Cosa c’è di sbagliato? Intanto lo stesso Bernie Ecclestone vuole semplificare le cose e in questo dà ragione a Flavio Briatore, che da sempre accusano la formula ingegneri che ha stravolto le corse. «La gente non vuole sapere se hai un missile di tre litri o un turbo da 500 cc, vuole lo spettacolo, i duelli, le corse vere» dicono entrambi, e infatti la rivoluzione turbo dell’ultimo anno a Bernie non è piaciuta. I motori costano troppo, 27 milioni di euro per noleggiarne 4 utilizzabili in un anno. Sono troppo complicati e le regole difficili da capire. Fra penalizzazioni per turbo, centraline, cambi, sostituzione e vattelappesca siamo arrivati all’assurdo di assegnarne 105 in una gara sola. Cioè se il pilota avesse dovuto scontarle, per oltre 5 gare sarebbe dovuto partire ultimo. Così non è stato e allora a che serve penalizzare così se poi non puoi applicarlo? Ecclestone vuole una rivoluzione semplice, motori aspirati 8 cilindri. Ma solo perché sono ancora freschi e disponibili, ci fossero i vecchi V10 e V12 proporrebbe anche quelli.

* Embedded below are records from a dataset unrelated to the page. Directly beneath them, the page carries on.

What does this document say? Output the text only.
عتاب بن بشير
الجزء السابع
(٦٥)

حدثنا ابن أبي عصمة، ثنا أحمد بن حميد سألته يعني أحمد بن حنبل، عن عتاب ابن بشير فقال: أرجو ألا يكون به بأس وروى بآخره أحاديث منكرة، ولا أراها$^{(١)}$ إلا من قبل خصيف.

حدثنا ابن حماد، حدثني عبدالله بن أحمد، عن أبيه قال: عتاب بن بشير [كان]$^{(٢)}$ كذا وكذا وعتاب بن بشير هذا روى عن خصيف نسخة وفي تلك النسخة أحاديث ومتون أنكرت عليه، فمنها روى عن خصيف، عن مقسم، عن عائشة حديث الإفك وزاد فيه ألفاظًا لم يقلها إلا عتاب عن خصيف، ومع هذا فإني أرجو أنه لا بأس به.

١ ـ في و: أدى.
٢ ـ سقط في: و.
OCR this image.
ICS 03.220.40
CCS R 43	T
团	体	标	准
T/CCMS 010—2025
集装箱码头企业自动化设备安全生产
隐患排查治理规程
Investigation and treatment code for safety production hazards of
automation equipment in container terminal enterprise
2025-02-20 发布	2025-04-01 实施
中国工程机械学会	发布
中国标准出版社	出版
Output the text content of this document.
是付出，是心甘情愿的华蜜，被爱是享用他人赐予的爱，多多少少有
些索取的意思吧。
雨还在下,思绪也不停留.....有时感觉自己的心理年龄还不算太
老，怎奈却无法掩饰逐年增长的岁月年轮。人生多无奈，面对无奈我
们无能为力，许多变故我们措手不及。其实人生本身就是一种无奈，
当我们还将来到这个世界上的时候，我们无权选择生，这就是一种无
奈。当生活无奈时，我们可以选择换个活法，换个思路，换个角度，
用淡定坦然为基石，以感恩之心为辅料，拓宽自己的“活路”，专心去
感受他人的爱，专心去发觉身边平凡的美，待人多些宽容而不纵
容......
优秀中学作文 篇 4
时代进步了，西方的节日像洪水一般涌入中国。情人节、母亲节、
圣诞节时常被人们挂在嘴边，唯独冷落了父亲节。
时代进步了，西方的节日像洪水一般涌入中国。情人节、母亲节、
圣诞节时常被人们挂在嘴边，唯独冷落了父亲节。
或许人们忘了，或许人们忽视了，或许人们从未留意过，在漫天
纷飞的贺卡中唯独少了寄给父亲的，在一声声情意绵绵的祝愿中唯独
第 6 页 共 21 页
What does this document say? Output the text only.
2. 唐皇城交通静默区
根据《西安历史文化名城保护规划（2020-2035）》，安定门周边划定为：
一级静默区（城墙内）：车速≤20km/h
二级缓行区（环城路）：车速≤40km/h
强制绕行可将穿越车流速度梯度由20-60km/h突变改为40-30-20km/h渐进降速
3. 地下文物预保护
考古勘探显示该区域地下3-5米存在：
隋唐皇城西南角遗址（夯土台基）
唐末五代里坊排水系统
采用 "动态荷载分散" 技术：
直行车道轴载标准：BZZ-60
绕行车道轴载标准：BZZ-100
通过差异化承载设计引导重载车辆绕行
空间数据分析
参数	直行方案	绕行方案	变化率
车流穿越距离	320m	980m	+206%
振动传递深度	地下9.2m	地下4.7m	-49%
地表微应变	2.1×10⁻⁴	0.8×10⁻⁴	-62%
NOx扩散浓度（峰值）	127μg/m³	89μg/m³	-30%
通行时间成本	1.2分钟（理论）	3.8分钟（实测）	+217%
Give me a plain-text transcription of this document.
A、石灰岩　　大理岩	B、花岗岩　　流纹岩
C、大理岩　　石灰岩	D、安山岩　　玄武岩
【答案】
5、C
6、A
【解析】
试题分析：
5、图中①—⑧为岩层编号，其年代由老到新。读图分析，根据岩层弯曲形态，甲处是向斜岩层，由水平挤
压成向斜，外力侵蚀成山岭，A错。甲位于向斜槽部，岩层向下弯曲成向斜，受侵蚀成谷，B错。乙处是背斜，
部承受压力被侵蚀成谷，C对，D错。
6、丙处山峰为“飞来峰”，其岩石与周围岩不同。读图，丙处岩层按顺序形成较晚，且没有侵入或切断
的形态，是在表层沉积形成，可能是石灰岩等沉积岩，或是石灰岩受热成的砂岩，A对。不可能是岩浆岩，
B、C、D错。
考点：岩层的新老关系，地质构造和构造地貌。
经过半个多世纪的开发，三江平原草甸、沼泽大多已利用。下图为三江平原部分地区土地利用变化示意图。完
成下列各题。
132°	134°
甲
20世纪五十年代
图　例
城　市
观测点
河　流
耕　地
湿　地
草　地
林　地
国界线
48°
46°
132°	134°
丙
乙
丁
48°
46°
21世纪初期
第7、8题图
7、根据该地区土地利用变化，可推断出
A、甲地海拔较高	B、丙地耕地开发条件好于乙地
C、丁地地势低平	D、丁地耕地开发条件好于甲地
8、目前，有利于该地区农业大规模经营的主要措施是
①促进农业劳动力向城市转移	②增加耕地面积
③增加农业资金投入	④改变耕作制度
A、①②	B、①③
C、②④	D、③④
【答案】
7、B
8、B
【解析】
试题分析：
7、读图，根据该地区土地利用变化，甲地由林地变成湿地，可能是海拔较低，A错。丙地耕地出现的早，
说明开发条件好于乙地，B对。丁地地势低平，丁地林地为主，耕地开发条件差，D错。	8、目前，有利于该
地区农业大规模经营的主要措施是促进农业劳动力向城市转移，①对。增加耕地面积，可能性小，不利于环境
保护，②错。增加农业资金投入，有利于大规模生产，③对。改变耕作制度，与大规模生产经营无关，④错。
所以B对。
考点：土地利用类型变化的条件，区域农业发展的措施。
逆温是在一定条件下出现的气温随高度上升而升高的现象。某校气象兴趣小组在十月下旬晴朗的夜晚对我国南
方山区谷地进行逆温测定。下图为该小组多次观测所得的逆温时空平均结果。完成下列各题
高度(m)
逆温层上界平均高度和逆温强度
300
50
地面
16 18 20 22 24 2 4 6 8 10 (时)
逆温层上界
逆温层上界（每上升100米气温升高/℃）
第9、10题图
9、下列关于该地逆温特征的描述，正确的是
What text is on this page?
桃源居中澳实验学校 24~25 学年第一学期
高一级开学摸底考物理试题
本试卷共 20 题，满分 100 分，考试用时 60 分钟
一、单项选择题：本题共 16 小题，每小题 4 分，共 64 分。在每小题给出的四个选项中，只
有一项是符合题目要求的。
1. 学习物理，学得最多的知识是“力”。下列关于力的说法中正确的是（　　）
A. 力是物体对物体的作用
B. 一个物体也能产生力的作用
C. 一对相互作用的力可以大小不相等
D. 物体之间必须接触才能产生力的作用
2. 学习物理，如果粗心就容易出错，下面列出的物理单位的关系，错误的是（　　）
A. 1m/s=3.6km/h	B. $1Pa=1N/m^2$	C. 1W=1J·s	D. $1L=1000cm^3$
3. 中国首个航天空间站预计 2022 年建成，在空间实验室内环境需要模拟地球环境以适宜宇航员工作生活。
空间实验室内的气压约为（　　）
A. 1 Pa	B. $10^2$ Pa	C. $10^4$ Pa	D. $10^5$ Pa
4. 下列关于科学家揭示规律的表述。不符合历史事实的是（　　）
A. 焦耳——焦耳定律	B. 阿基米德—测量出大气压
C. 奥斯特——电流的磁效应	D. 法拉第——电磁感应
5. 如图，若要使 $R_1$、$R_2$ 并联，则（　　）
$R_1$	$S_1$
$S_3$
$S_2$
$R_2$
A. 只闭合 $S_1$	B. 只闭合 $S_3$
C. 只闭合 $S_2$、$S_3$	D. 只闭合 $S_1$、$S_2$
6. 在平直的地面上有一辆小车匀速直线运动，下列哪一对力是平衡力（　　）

Il perché è semplice: se devi spendere 27 milioni per avere un motore cliente e partire in fondo al gruppo, tanto vale che ne spendi 5, parti sempre in fondo ma risparmi 22 milioni di euro. Quindi la F1 moderna si trascina dietro un problema tecnico enorme: se deve essere palestra di ricerca avanzata, allora questi motori hanno ragione di esistere, la tendenza degli ibridi è quella del futuro sulle strade di tutti i giorni, assurdo non usarli in gara. Sono motori costosi, la ricerca impone investimenti elevati. E solo poche case possono farlo. La Honda sta facendo una figuraccia planetaria, Audi e qualcun altro se ne stanno buoni perché non è il caso di imitarli buttando soldi dalla finestra. Quindi se la F.1 deve essere ricerca, ben venga la formula motori, ma se la F1 deve essere solo spettacolo, allora guardare nella serie americana non sarebbe stato male. Anche lì hanno i turbo, sono più semplici della F.1, costano molto meno e vanno lo stesso. Quindi è il compromesso ideale per chi ama la ricerca e chi vuole lo spettacolo. Il problema è che negli USA uno decide, la federazione, e gli altri ubbidiscono. In F.1 c’è l’assurdo che la federazione decide, la FOM vaglia e poi i partecipanti decidono, tutti insieme, quali regole applicare.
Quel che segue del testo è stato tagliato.